How digital signatures work
Digital signatures are created and verified by using public key cryptography, also known as asymmetric cryptography. By the use of a public key algorithm, such as RSA, one can generate two keys that are mathematically linked- one is a private key, and another is a public key.
The user who is creating the digital signature uses their own private key to encrypt the signature-related document. There is only one way to decrypt that document is with the use of signer's public key.
This technology requires all the parties to trust that the individual who creates the signature has been able to keep their private key secret. If someone has access the signer's private key, there is a possibility that they could create fraudulent signatures in the name of the private key holder.
The steps which are followed in creating a digital signature are:
Types of Digital Signature
Different document processing platform supports different types of digital signature. They are described below:
The certified digital signature documents display a unique blue ribbon across the top of the document. The certified signature contains the name of the document signer and the certificate issuer which indicate the authorship and authenticity of the document.
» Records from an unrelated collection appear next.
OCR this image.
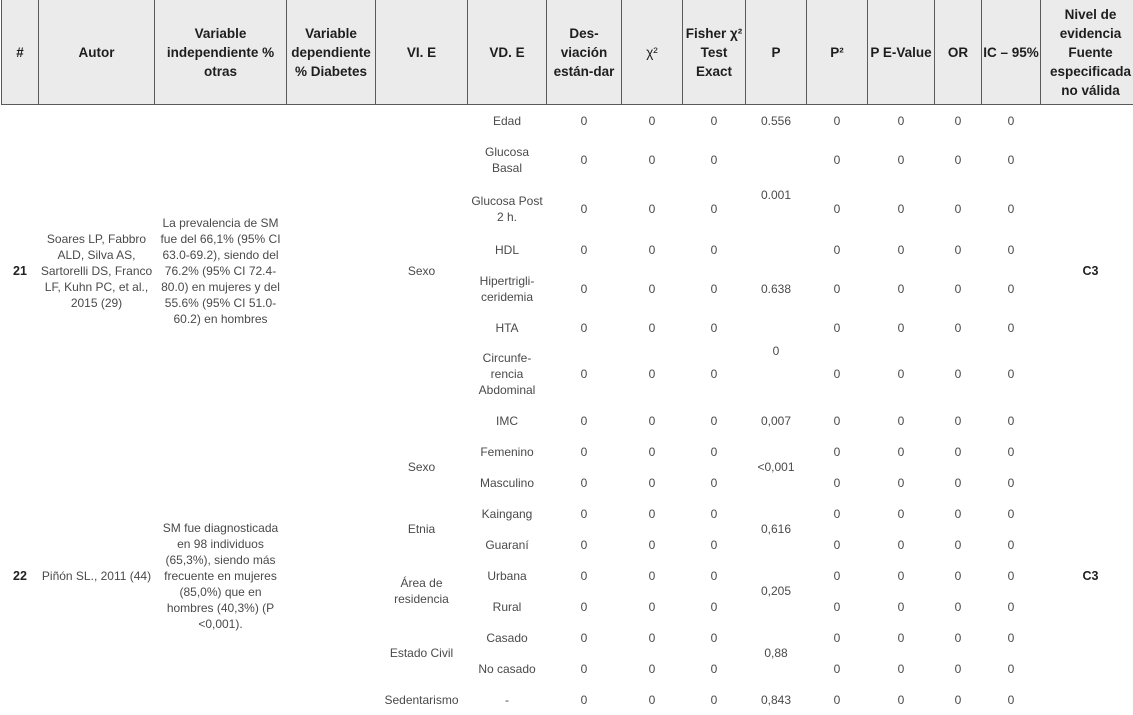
#	Autor	Variable independiente % otras	Variable dependiente % Diabetes	VI. E	VD. E	Des-viación están-dar	χ²	Fisher χ² Test Exact	P	P²	P E-Value	OR	IC – 95%	Nivel de evidencia Fuente especificada no válida
21	Soares LP, Fabbro ALD, Silva AS, Sartorelli DS, Franco LF, Kuhn PC, et al., 2015 (29)	La prevalencia de SM fue del 66,1% (95% CI 63.0-69.2), siendo del 76.2% (95% CI 72.4-80.0) en mujeres y del 55.6% (95% CI 51.0-60.2) en hombres		Sexo	Edad	0	0	0	0.556	0	0	0	0	C3
					Glucosa Basal	0	0	0		0	0	0	0	
					Glucosa Post 2 h.	0	0	0	0.001	0	0	0	0	
					HDL	0	0	0		0	0	0	0	
					Hipertrigli-ceridemia	0	0	0	0.638	0	0	0	0	
					HTA	0	0	0		0	0	0	0	
					Circunfe-rencia Abdominal	0	0	0	0	0	0	0	0	
					IMC	0	0	0	0,007	0	0	0	0	
22	Piñón SL., 2011 (44)	SM fue diagnosticada en 98 individuos (65,3%), siendo más frecuente en mujeres (85,0%) que en hombres (40,3%) (P <0,001).		Sexo	Femenino	0	0	0	<0,001	0	0	0	0	C3
					Masculino	0	0	0		0	0	0	0	
				Etnia	Kaingang	0	0	0	0,616	0	0	0	0	
					Guaraní	0	0	0		0	0	0	0	
				Área de residencia	Urbana	0	0	0	0,205	0	0	0	0	
					Rural	0	0	0		0	0	0	0	
				Estado Civil	Casado	0	0	0	0,88	0	0	0	0	
					No casado	0	0	0		0	0	0	0	
				Sedentarismo	-	0	0	0	0,843	0	0	0	0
The approval digital signatures on a document can be used in the organization's business workflow. They help to optimize the organization's approval procedure. The procedure involves capturing approvals made by us and other individuals and embedding them within the PDF document. The approval signatures to include details such as an image of our physical signature, location, date, and official seal.
Visible Digital Signature
The visible digital signature allows a user to sign a single document digitally. This signature appears on a document in the same way as signatures are signed on a physical document.
Invisible Digital Signature
The invisible digital signatures carry a visual indication of a blue ribbon within a document in the taskbar. We can use invisible digital signatures when we do not have or do not want to display our signature but need to provide the authenticity of the document, its integrity, and its origin.